The retrenchment in the oil patch could persist if demand from the industrial sector wanes. Schlumberger, Baker Hughes and Halliburton are large enough to weather the storm; smaller players like Core Laboratories (CLB) or Oil States International (OIS) could be vulnerable.

Schlumberger's revenue in Latin America rose 1% Q/Q on strong growth in the GeoMarket in Mexico and Central America. Seasonal slowdowns hurt E&P in Europe, CIS and Africa, while slowing activity stymied revenue growth in the Middle East. That said, North America will likely drive the narrative for Schlumberger, and that may not be a good thing.

Offshore Is In Decline

Schlumberger is one of the most-diversified oil services companies. It has scale in North America and a sizeable international presence. The company gained offshore scale with its 2016 acquisition of Cameron International. Halliburton lags Schlumberger and Baker Hughes in the offshore space. Offshore has been barren over the past few years. The general consensus was that oil prices had to remain at or above $70 for E&P to pick up in deepwater. During the quarter, Cameron generated revenue of $1.2 billion, down 7% sequentially. This represented a proxy for Schlumberger's offshore activities.

The segment realized strong OneSubsea bookings, yet revenue was down. Breakeven costs for subsea have also come down, which is encouraging. However, with Brent oil in the low $60's range, it could stymie deepwater E&P. If the global economy continues to falter, then oil prices could fall further, leading to a vicious cycle. In the next oil market downturn, I look for Halliburton to make an acquisition of an offshore equipment provider in an attempt to close the gap with Schlumberger. That could create more competition in the subsea equipment space.

SLB Appears Fairly Valued

Schlumberger's management team is one of the best in the business. Management is excellent at cost containment and maintaining acceptable EBITDA margins, even in a downturn. Q1 2019 EBITDA margin was 20%, down from 23% in Q4 2018. Among the large oil service firms, Schlumberger's margins are still best-in-class.

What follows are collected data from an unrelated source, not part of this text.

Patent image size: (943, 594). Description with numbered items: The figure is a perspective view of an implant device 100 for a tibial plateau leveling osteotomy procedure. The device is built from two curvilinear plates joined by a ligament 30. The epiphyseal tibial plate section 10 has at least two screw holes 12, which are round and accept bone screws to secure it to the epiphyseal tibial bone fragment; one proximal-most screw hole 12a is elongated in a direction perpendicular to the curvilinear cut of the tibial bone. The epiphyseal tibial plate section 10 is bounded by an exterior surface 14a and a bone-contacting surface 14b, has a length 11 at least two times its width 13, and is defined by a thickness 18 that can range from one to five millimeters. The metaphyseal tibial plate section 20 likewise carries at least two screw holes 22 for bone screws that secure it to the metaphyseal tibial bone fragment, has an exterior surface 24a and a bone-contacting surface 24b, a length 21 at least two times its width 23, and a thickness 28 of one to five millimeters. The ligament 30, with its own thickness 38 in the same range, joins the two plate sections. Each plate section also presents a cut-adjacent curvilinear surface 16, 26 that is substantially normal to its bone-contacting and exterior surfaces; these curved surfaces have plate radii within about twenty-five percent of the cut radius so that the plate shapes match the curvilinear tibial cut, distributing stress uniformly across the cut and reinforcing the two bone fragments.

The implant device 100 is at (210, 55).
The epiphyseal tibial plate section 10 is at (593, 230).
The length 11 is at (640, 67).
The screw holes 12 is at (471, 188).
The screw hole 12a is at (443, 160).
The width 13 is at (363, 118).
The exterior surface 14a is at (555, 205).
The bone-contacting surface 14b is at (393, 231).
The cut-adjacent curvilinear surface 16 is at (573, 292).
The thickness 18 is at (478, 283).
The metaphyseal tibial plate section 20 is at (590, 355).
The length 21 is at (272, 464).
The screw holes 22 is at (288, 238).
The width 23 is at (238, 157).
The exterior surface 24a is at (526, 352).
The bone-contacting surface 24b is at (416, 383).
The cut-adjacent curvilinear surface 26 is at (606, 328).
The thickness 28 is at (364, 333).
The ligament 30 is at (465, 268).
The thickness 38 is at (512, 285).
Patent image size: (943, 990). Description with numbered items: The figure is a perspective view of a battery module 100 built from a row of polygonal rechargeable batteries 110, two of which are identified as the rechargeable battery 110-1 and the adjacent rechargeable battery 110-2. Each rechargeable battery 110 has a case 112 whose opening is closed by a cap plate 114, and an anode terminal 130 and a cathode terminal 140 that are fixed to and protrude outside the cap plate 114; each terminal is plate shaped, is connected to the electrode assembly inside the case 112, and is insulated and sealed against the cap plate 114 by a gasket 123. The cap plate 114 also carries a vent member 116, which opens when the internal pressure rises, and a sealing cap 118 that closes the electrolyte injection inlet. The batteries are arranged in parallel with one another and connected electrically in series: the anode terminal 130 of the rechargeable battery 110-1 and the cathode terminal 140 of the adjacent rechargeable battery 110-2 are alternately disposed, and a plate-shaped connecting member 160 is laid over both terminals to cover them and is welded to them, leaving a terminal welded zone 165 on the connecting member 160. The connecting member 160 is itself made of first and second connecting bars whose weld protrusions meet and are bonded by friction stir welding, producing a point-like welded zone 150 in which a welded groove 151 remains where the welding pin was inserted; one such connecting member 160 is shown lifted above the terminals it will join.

With an enterprise value of $63 billion, SLB trades at 9x last twelve months' EBITDA. This is much less than the 16x it traded at last year this time, and reflects the fall-off in oil prices. It also likely reflects the expectation that demand, and not OPEC supply cuts, could drive future oil prices. Nonetheless, 8x-9x for a cyclical company appears fairly valued for now.

Conclusion

SLB is off by over 45% Y/Y. I believe the decline in the oil patch could become more protracted. Sell SLB.

Disclosure: I/we have no positions in any stocks mentioned, and no plans to initiate any positions within the next 72 hours. I wrote this article myself, and it expresses my own opinions. I am not receiving compensation for it (other than from Seeking Alpha). I have no business relationship with any company whose stock is mentioned in this article.